IIII pourrait être resté parce qu'il est facilement reconnaissable commequatre. IV implique un peu de mathématiques. Oui, ce n'est qu'une simple opération de soustraction, mais gardez à l'esprit que lorsque la notation soustractive a vraiment fait son chemin au Moyen Âge, la majorité des gens ne savaient ni lire ni compter. La soustraction était beaucoup pour envelopper la tête. En plus de cela, IV et VI auraient pu être facilement confondus par les non éduqués (de même avec IX et XI, c'est pourquoineufétait parfois représenté par9).

L'utilisation de IIII a peut-être aussi facilité un peu le travail de certains horlogers. Si vous fabriquez une horloge où les chiffres sont découpés dans du métal et apposés sur le cadran, utiliser IIII signifie que vous aurez besoin de vingt I, quatre V et quatre X. C'est un moule avec un V, cinq I et un X coulé quatre fois. Avec un IV, vous auriez besoin de dix-sept I, cinq V et quatre X, nécessitant plusieurs moules dans différentes configurations.

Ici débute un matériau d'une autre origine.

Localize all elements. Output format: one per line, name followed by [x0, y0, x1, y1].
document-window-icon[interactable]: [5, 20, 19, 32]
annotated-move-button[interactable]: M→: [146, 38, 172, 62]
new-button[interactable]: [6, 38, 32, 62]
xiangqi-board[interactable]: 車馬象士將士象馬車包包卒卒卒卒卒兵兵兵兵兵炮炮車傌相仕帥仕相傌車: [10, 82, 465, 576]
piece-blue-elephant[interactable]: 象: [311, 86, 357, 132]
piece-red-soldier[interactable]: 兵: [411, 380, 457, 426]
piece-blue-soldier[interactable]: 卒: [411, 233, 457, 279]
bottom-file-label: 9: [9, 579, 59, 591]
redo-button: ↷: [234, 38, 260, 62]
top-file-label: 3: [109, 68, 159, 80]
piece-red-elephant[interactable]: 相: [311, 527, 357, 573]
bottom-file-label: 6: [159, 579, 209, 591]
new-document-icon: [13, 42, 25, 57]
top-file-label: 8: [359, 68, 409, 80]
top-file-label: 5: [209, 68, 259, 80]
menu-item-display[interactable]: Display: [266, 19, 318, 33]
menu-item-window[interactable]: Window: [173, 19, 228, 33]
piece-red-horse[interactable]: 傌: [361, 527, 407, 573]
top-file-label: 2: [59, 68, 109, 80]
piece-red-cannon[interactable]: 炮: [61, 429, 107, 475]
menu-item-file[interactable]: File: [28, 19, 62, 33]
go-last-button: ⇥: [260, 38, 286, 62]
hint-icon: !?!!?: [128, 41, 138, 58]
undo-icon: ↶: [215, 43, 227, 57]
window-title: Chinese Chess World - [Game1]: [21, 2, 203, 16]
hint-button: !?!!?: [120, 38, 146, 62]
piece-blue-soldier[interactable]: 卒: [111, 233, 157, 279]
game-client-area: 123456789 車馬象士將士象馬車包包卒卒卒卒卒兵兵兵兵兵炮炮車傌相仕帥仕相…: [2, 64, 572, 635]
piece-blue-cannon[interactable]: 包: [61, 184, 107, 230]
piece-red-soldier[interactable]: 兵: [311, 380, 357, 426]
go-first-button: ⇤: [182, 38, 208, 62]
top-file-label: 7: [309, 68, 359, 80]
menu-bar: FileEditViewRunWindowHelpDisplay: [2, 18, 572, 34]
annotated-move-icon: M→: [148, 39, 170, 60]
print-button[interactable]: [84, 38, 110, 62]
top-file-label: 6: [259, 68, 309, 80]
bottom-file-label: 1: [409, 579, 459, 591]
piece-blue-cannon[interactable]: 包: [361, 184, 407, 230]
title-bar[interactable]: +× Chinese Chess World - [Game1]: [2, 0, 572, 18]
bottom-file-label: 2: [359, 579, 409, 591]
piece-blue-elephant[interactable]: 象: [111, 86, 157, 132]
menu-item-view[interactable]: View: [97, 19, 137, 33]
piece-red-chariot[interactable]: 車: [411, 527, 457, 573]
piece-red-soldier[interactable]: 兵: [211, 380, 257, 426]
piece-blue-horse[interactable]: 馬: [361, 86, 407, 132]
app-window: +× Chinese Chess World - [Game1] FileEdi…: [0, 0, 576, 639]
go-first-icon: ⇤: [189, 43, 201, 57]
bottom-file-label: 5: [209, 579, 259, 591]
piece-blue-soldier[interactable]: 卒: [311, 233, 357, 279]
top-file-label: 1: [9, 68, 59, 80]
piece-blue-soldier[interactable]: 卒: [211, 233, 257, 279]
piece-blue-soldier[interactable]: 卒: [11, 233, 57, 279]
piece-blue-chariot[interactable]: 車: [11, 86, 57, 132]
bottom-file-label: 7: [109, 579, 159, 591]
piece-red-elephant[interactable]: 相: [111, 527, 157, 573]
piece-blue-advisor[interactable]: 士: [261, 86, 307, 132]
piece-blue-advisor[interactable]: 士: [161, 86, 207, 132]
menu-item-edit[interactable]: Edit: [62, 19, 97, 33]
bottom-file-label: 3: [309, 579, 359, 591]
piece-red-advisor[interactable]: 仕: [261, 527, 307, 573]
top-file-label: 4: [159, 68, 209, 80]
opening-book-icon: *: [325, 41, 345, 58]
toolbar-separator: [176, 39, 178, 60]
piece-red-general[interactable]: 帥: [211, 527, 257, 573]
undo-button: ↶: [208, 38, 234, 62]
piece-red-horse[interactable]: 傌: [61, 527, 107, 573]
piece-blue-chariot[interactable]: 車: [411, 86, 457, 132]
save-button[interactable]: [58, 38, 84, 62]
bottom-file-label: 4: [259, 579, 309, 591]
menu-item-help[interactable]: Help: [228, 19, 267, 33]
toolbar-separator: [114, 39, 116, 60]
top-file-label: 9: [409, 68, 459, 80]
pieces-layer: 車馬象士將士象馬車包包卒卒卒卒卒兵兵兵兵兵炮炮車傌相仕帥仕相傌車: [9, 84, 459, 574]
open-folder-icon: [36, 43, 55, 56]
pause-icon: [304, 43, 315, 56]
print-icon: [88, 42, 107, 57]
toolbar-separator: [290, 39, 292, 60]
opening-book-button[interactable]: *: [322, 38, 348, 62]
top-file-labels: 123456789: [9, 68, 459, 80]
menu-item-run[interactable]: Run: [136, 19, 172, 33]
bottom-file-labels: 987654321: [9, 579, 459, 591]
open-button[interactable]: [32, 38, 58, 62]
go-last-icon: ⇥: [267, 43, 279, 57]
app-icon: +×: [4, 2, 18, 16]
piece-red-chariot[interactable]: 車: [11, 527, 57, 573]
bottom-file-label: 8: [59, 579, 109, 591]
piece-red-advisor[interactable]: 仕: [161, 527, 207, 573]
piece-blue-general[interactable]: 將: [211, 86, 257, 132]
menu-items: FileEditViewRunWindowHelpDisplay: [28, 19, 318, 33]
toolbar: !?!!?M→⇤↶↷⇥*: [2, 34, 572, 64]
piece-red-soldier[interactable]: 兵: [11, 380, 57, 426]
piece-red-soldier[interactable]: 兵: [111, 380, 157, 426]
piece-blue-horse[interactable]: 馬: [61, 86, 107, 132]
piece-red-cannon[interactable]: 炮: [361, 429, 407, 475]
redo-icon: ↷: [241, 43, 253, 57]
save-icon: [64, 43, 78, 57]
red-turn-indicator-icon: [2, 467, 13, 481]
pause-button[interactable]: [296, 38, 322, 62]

Le roi Louis XIV de France aurait préféré le IIII au IV, peut-être pour les mêmes raisons vaines que Jupiter ne voulait pas de deux lettres de son nom sur un cadran solaire, et a donc ordonné à ses horlogers d'utiliser le premier. Certains horlogers ultérieurs ont suivi la tradition, d'autres non. Les problèmes ici sont que cette histoire est racontée en relation avec de nombreux autres monarques, et IIII a également été utilisé dans des domaines où il n'y avait pas de roi avec un IV dans son titre pour s'opposer à la notation soustractive.



Une autre raison d'utiliser IIII est qu'il crée plus de symétrie visuelle avec le VIII en face de lui sur le cadran de l'horloge que IV. L'utilisation de IIII signifie également que seul I est visible dans les quatre premières heures sur le, V n'est visible que dans les quatre marques suivantes et X n'est visible que dans les quatre dernières marques, créant une symétrie radiale. Comme nous l'avons appris l'année dernière en se demandant pourquoi les horloges d'affichage sont souvent réglées sur 10h10, la symétrie va très loin dans le monde des horloges.